Temple music therapy majors discuss healing through music

Music therapy majors discuss how and why they use music to help others.

Living with Tourette’s syndrome can come with surprises, like unexpected and unstoppable tics in conversations. 

But for Tommy Licato, a sophomore music therapy major who has Tourette’s, music is a grounding form of communication.

While performing or listening to music, a person’s tics may halt or reduce in frequency, according to a 2015 study published in the Journal of the Neurological Sciences. 

Music therapy is an interpersonal process to help someone improve emotional, social, physical, cognitive and spiritual well-being. Through his studies in the Boyer College of Music and Dance, Licato hopes to further research on music and Tourette’s and help people manage their symptoms with music. There is currently no known cause or cure for Tourette’s, according to the Mayo Clinic. 

Licato and other students want to provide music therapy to people in minority or impoverished communities. 

“This is what I was put on this earth to do,” said Theresa McGuinness, a sophomore music therapy major who grew up with music in her life.

Music has a strong capacity for healing because it stimulates the pleasure centers in the brain, which produce dopamine, a neurotransmitter that makes a person feel happy, according to Ashford University. 

When a person engages with music, dopamine production can increase, further “improving mood, enhancing learning and focus, and promoting overall well being,” according to the Center for Neurological and Neurodevelopmental Health.

“[Music can be used to] bridge the gap between the left and right brain to achieve goals such as learning to talk by singing or learning to walk to the beat of a preferred song,” McGuinness said.

Additionally, music can aid in the development of auditory processing, according to Integrated Learning Strategies, a Utah-based center that provides resources for children with learning disabilities. 

Researchers at ILS found that music and sound therapy helped people improve their attention and observed positive changes for people with auditory processing disorders, ADHD, dyslexia and autism.

Researchers at the Stanford University School of Medicine also found benefits music provides. A 2007 study linked music to increasing attention spans, ability to make predictions and improvements in memory.

In the study, people listened to short Boroque pieces separated by moments of silence. In those moments of silence, the subjects’ brains became “arrested” by the silence and anticipated the next movement. Using these effects that music has on the brain, music therapists can help people to learn how to use daily functions through music and silence.

McGuinness used singing as an outlet to release stress, she said.

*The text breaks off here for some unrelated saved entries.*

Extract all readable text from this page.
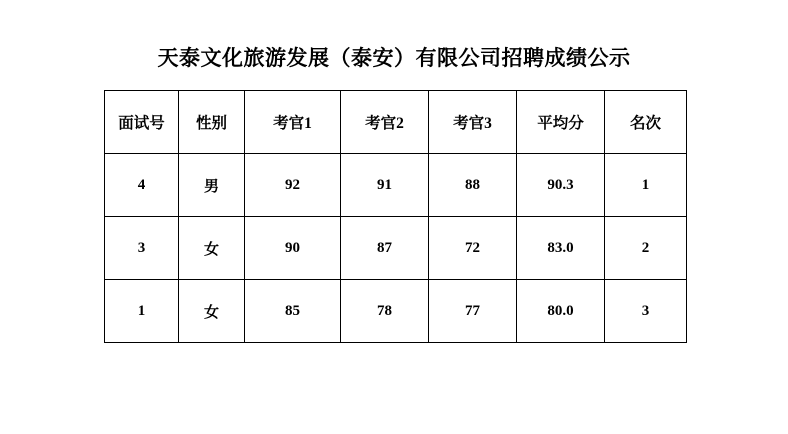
天泰文化旅游发展（泰安）有限公司招聘成绩公示
面试号	性别	考官1	考官2	考官3	平均分	名次
4	男	92	91	88	90.3	1
3	女	90	87	72	83.0	2
1	女	85	78	77	80.0	3
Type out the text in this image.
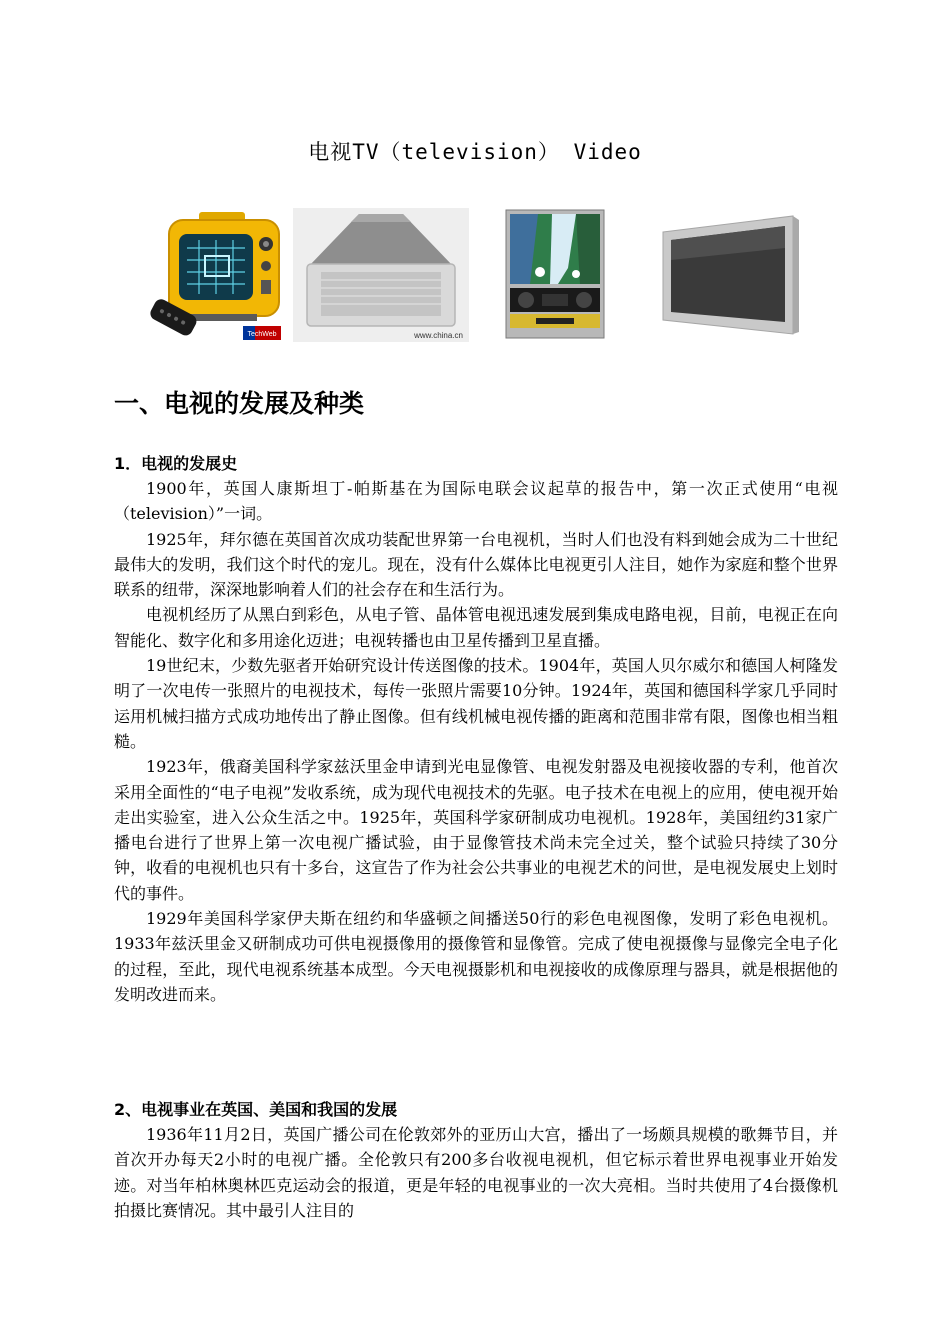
电视TV（television） Video
TechWeb	www.china.cn
一、电视的发展及种类
1．电视的发展史

1900年，英国人康斯坦丁-帕斯基在为国际电联会议起草的报告中，第一次正式使用“电视（television）”一词。

1925年，拜尔德在英国首次成功装配世界第一台电视机，当时人们也没有料到她会成为二十世纪最伟大的发明，我们这个时代的宠儿。现在，没有什么媒体比电视更引人注目，她作为家庭和整个世界联系的纽带，深深地影响着人们的社会存在和生活行为。

电视机经历了从黑白到彩色，从电子管、晶体管电视迅速发展到集成电路电视，目前，电视正在向智能化、数字化和多用途化迈进；电视转播也由卫星传播到卫星直播。

19世纪末，少数先驱者开始研究设计传送图像的技术。1904年，英国人贝尔威尔和德国人柯隆发明了一次电传一张照片的电视技术，每传一张照片需要10分钟。1924年，英国和德国科学家几乎同时运用机械扫描方式成功地传出了静止图像。但有线机械电视传播的距离和范围非常有限，图像也相当粗糙。

1923年，俄裔美国科学家兹沃里金申请到光电显像管、电视发射器及电视接收器的专利，他首次采用全面性的“电子电视”发收系统，成为现代电视技术的先驱。电子技术在电视上的应用，使电视开始走出实验室，进入公众生活之中。1925年，英国科学家研制成功电视机。1928年，美国纽约31家广播电台进行了世界上第一次电视广播试验，由于显像管技术尚未完全过关，整个试验只持续了30分钟，收看的电视机也只有十多台，这宣告了作为社会公共事业的电视艺术的问世，是电视发展史上划时代的事件。

1929年美国科学家伊夫斯在纽约和华盛顿之间播送50行的彩色电视图像，发明了彩色电视机。1933年兹沃里金又研制成功可供电视摄像用的摄像管和显像管。完成了使电视摄像与显像完全电子化的过程，至此，现代电视系统基本成型。今天电视摄影机和电视接收的成像原理与器具，就是根据他的发明改进而来。

2、电视事业在英国、美国和我国的发展

1936年11月2日，英国广播公司在伦敦郊外的亚历山大宫，播出了一场颇具规模的歌舞节目，并首次开办每天2小时的电视广播。全伦敦只有200多台收视电视机，但它标示着世界电视事业开始发迹。对当年柏林奥林匹克运动会的报道，更是年轻的电视事业的一次大亮相。当时共使用了4台摄像机拍摄比赛情况。其中最引人注目的
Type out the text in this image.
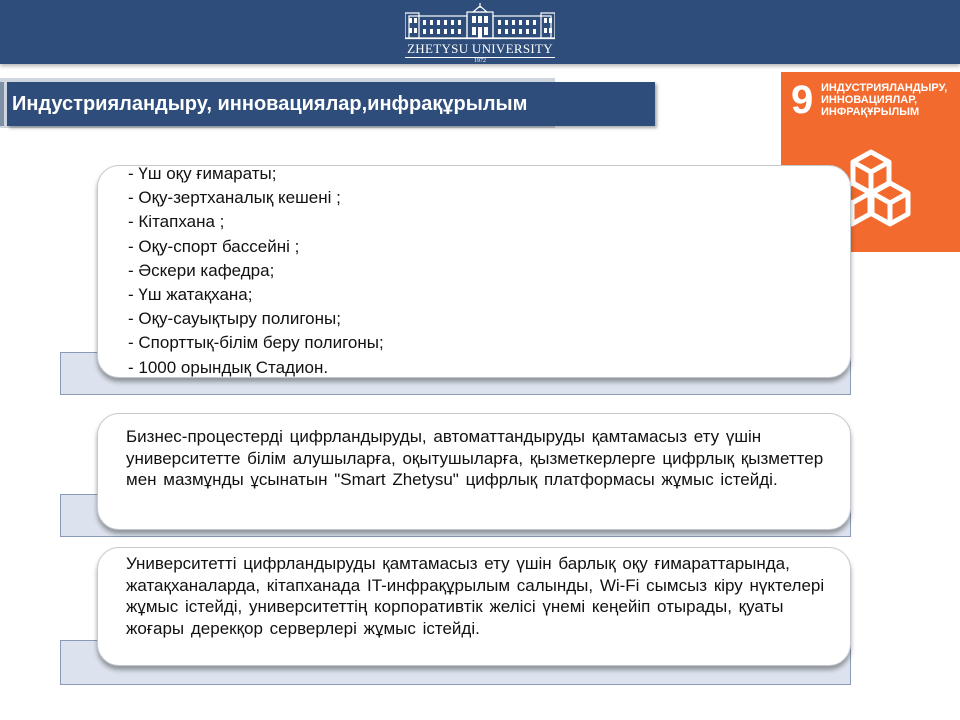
ZHETYSU UNIVERSITY
1972
Индустрияландыру, инновациялар,инфрақұрылым	9 ИНДУСТРИЯЛАНДЫРУ,
ИННОВАЦИЯЛАР,
ИНФРАҚҰРЫЛЫМ
- Үш оқу ғимараты;
- Оқу-зертханалық кешені ;
- Кітапхана ;
- Оқу-спорт бассейні ;
- Әскери кафедра;
- Үш жатақхана;
- Оқу-сауықтыру полигоны;
- Спорттық-білім беру полигоны;
- 1000 орындық Стадион.
Бизнес-процестерді цифрландыруды, автоматтандыруды қамтамасыз ету үшін университетте білім алушыларға, оқытушыларға, қызметкерлерге цифрлық қызметтер мен мазмұнды ұсынатын "Smart Zhetysu" цифрлық платформасы жұмыс істейді.
Университетті цифрландыруды қамтамасыз ету үшін барлық оқу ғимараттарында, жатақханаларда, кітапханада IT-инфрақұрылым салынды, Wi-Fi сымсыз кіру нүктелері жұмыс істейді, университеттің корпоративтік желісі үнемі кеңейіп отырады, қуаты жоғары дерекқор серверлері жұмыс істейді.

She wants to use music to save others from conditions that are out of their control and provide them with an outlet, she added. 

Like McGuinness, Nathan Kozel, a sophomore music therapy major, played string bass to pull himself through tough times.

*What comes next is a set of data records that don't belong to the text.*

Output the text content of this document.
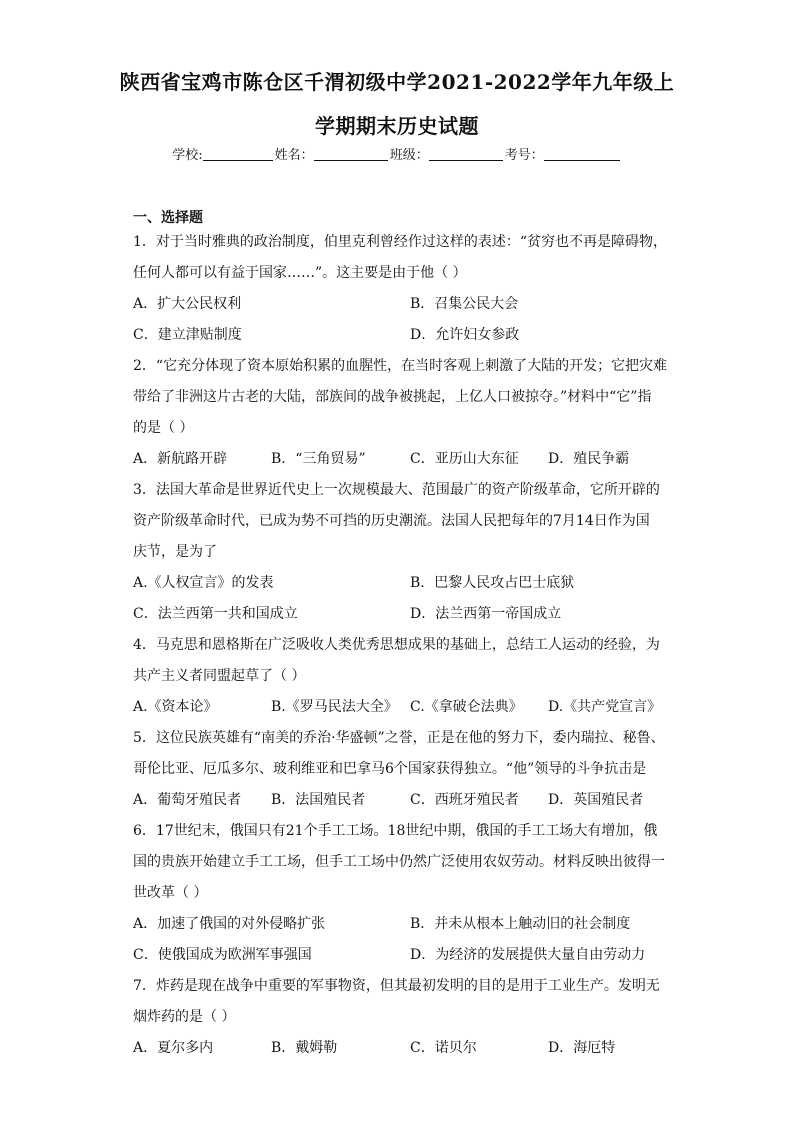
陕西省宝鸡市陈仓区千渭初级中学2021-2022学年九年级上
学期期末历史试题
学校:	姓名：	班级：	考号：
一、选择题
1．对于当时雅典的政治制度，伯里克利曾经作过这样的表述：“贫穷也不再是障碍物，
任何人都可以有益于国家……”。这主要是由于他（ ）
A．扩大公民权利	B．召集公民大会
C．建立津贴制度	D．允许妇女参政
2．“它充分体现了资本原始积累的血腥性，在当时客观上刺激了大陆的开发；它把灾难
带给了非洲这片古老的大陆，部族间的战争被挑起，上亿人口被掠夺。”材料中“它”指
的是（ ）
A．新航路开辟	B．“三角贸易”	C．亚历山大东征 D．殖民争霸
3．法国大革命是世界近代史上一次规模最大、范围最广的资产阶级革命，它所开辟的
资产阶级革命时代，已成为势不可挡的历史潮流。法国人民把每年的7月14日作为国
庆节，是为了
A.《人权宣言》的发表	B．巴黎人民攻占巴士底狱
C．法兰西第一共和国成立	D．法兰西第一帝国成立
4．马克思和恩格斯在广泛吸收人类优秀思想成果的基础上，总结工人运动的经验，为
共产主义者同盟起草了（ ）
A.《资本论》	B.《罗马民法大全》 C.《拿破仑法典》 D.《共产党宣言》
5．这位民族英雄有“南美的乔治·华盛顿”之誉，正是在他的努力下，委内瑞拉、秘鲁、
哥伦比亚、厄瓜多尔、玻利维亚和巴拿马6个国家获得独立。“他”领导的斗争抗击是
A．葡萄牙殖民者 B．法国殖民者	C．西班牙殖民者 D．英国殖民者
6．17世纪末，俄国只有21个手工工场。18世纪中期，俄国的手工工场大有增加，俄
国的贵族开始建立手工工场，但手工工场中仍然广泛使用农奴劳动。材料反映出彼得一
世改革（ ）
A．加速了俄国的对外侵略扩张	B．并未从根本上触动旧的社会制度
C．使俄国成为欧洲军事强国	D．为经济的发展提供大量自由劳动力
7．炸药是现在战争中重要的军事物资，但其最初发明的目的是用于工业生产。发明无
烟炸药的是（ ）
A．夏尔多内	B．戴姆勒	C．诺贝尔	D．海厄特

Kozel gives guitar lessons to teens at the Free Library of Philadelphia. He is still undecided on the specific demographic he will work with after college but he enjoys working with teens, he said. Temple University’s music therapy program includes three semesters of fieldwork for him to try to find his niche, he added. 

“Music therapy is for everyone, and that’s what this program teaches and prepares each student for,” said Darlene Brooks, the director of Temple’s music therapy program.

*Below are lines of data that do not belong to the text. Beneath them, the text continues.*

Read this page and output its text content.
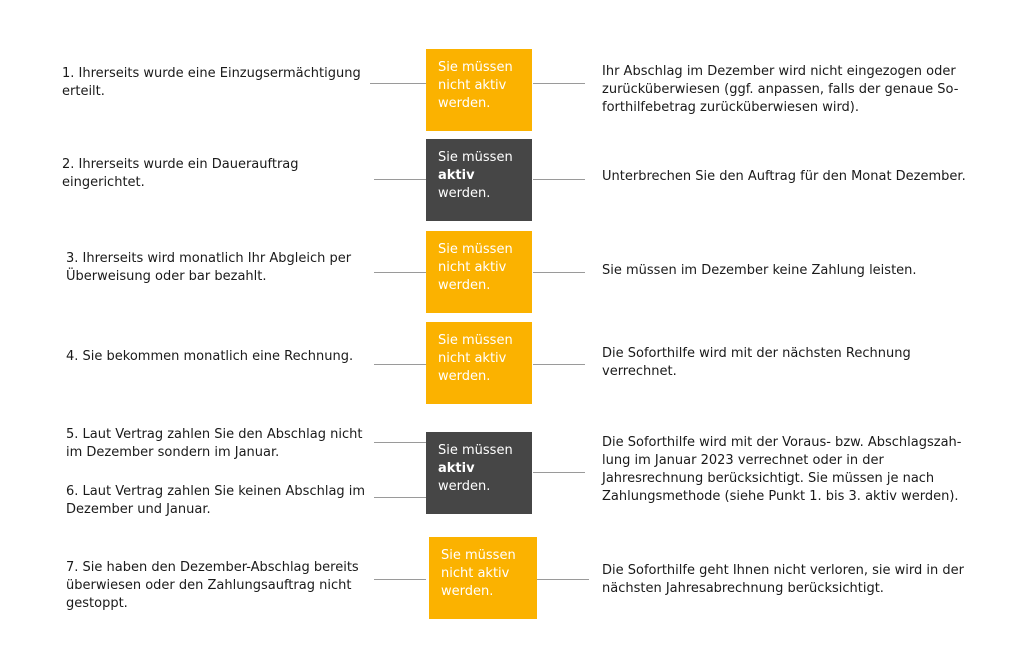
1. Ihrerseits wurde eine Einzugsermächtigung
erteilt.
Sie müssen
nicht aktiv
werden.
Ihr Abschlag im Dezember wird nicht eingezogen oder
zurücküberwiesen (ggf. anpassen, falls der genaue So-
forthilfebetrag zurücküberwiesen wird).
2. Ihrerseits wurde ein Dauerauftrag
eingerichtet.
Sie müssen
aktiv
werden.
Unterbrechen Sie den Auftrag für den Monat Dezember.
3. Ihrerseits wird monatlich Ihr Abgleich per
Überweisung oder bar bezahlt.
Sie müssen
nicht aktiv
werden.
Sie müssen im Dezember keine Zahlung leisten.
4. Sie bekommen monatlich eine Rechnung.
Sie müssen
nicht aktiv
werden.
Die Soforthilfe wird mit der nächsten Rechnung
verrechnet.
5. Laut Vertrag zahlen Sie den Abschlag nicht
im Dezember sondern im Januar.
6. Laut Vertrag zahlen Sie keinen Abschlag im
Dezember und Januar.
Sie müssen
aktiv
werden.
Die Soforthilfe wird mit der Voraus- bzw. Abschlagszah-
lung im Januar 2023 verrechnet oder in der
Jahresrechnung berücksichtigt. Sie müssen je nach
Zahlungsmethode (siehe Punkt 1. bis 3. aktiv werden).
7. Sie haben den Dezember-Abschlag bereits
überwiesen oder den Zahlungsauftrag nicht
gestoppt.
Sie müssen
nicht aktiv
werden.
Die Soforthilfe geht Ihnen nicht verloren, sie wird in der
nächsten Jahresabrechnung berücksichtigt.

Fieldwork is designed to expose students to different work environments, like hospitals, hospices, psychiatric wards, prisons, juvenile detention centers and neonatal intensive care units, Brooks added.

Undergraduates pursuing a degree in music therapy must complete at least 200 hours of fieldwork shadowing a professional, before taking a full- or part-time internship for 1,000 hours in their final two semesters.

The Temple University Music Therapy Club facilitates networking and camaraderie within the program. Together, members fundraise to attend the Mid-Atlantic Region American Music Therapy Association Conference through events like the Boyerama Game Night that took place on Sunday. They also volunteer to work with seniors and special needs communities.

“Music and therapy work together to bring about a change in the client, regardless of their conditions,” Brooks said.